Dr. Lisa J. Graumlich is currently Director of the School of Natural Resources and the Environment at The University of Arizona, where she integrates her career-long interest in global climate change with the emerging issue of how to best manage natural resources in an uncertain future. As a researcher, she investigates how ecosystems and human societies adapt to climate change, with a special focus on severe and persistent droughts. She started her career at The University of Arizona where she was a faculty member in the Laboratory of Tree-Ring Research and the first Director of the University of Arizona’s Institute for the Study of Planet Earth (ISPE). While Director of ISPE, she catalyzed the cross-campus interdisciplinary talent of UA researchers to define potential impacts of climate change on semi-arid regions. In 1999, she moved to Montana State University to direct the Big Sky Institute (BSI), where she fostered partnerships between researchers and managers to develop science-based knowledge relevant to conservation of biodiversity in the Greater Yellowstone Ecosystem and other large protected areas. In 2007, she was recruited to be Director of the School of Natural Resources at The University of Arizona. She was given the mandate to broaden the School’s engagement with the grand challenges in environmental sciences and resource management.
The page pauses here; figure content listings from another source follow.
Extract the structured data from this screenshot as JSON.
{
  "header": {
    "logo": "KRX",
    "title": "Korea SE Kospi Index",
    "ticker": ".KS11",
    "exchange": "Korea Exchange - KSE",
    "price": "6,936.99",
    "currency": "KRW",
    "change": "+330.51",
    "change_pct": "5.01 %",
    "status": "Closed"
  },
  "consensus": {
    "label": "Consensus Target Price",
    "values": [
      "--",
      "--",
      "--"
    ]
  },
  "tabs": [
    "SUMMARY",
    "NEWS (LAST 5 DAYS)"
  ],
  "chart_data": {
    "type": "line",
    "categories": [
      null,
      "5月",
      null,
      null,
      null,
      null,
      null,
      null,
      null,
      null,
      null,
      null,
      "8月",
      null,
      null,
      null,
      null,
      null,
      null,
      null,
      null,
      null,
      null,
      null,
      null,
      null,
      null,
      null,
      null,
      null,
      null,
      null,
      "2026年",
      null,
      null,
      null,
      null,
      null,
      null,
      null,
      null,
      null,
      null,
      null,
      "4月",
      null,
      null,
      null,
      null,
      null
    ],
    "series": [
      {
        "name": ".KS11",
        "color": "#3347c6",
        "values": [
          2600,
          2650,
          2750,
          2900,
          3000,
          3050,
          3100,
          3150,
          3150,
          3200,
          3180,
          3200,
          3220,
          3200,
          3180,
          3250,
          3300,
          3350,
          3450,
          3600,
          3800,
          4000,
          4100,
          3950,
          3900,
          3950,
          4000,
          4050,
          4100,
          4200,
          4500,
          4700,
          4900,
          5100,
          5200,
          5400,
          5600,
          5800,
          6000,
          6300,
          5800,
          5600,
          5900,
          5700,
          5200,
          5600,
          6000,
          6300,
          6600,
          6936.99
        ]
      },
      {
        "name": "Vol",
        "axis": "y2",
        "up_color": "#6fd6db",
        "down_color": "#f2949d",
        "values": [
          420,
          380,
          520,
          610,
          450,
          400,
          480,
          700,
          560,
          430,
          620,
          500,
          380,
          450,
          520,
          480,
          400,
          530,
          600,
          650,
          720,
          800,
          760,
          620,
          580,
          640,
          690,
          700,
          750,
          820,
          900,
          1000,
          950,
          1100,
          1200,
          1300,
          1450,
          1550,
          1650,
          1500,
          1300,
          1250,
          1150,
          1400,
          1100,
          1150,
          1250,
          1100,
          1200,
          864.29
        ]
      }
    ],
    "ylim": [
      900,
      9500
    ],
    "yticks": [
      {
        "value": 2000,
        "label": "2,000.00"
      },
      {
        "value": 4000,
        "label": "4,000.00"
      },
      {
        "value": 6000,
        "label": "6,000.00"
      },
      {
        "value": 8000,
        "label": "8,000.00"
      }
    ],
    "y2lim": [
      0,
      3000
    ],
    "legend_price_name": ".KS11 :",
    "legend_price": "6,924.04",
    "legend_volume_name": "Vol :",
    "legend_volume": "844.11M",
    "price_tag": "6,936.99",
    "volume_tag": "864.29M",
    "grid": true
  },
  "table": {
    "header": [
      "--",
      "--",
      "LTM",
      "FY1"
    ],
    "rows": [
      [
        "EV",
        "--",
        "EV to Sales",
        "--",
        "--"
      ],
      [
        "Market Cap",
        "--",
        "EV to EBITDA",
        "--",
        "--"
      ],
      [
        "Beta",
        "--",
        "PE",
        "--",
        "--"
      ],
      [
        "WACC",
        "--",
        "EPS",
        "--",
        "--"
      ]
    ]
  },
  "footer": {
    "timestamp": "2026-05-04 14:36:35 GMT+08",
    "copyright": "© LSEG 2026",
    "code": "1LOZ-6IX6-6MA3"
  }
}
Under her leadership, the School has recruited new faculty in emerging fields such as ecological informatics, ecosystem services, and ecohydrology and stabilized its resource base in a time of decreasing state support for higher education.
Graumlich received her Ph.D. from the University of Washington (1985). Graumlich was named an Aldo Leopold Leadership Fellow in 1999 and was elected as Fellow of the American Association for the Advancement of Science in 2004.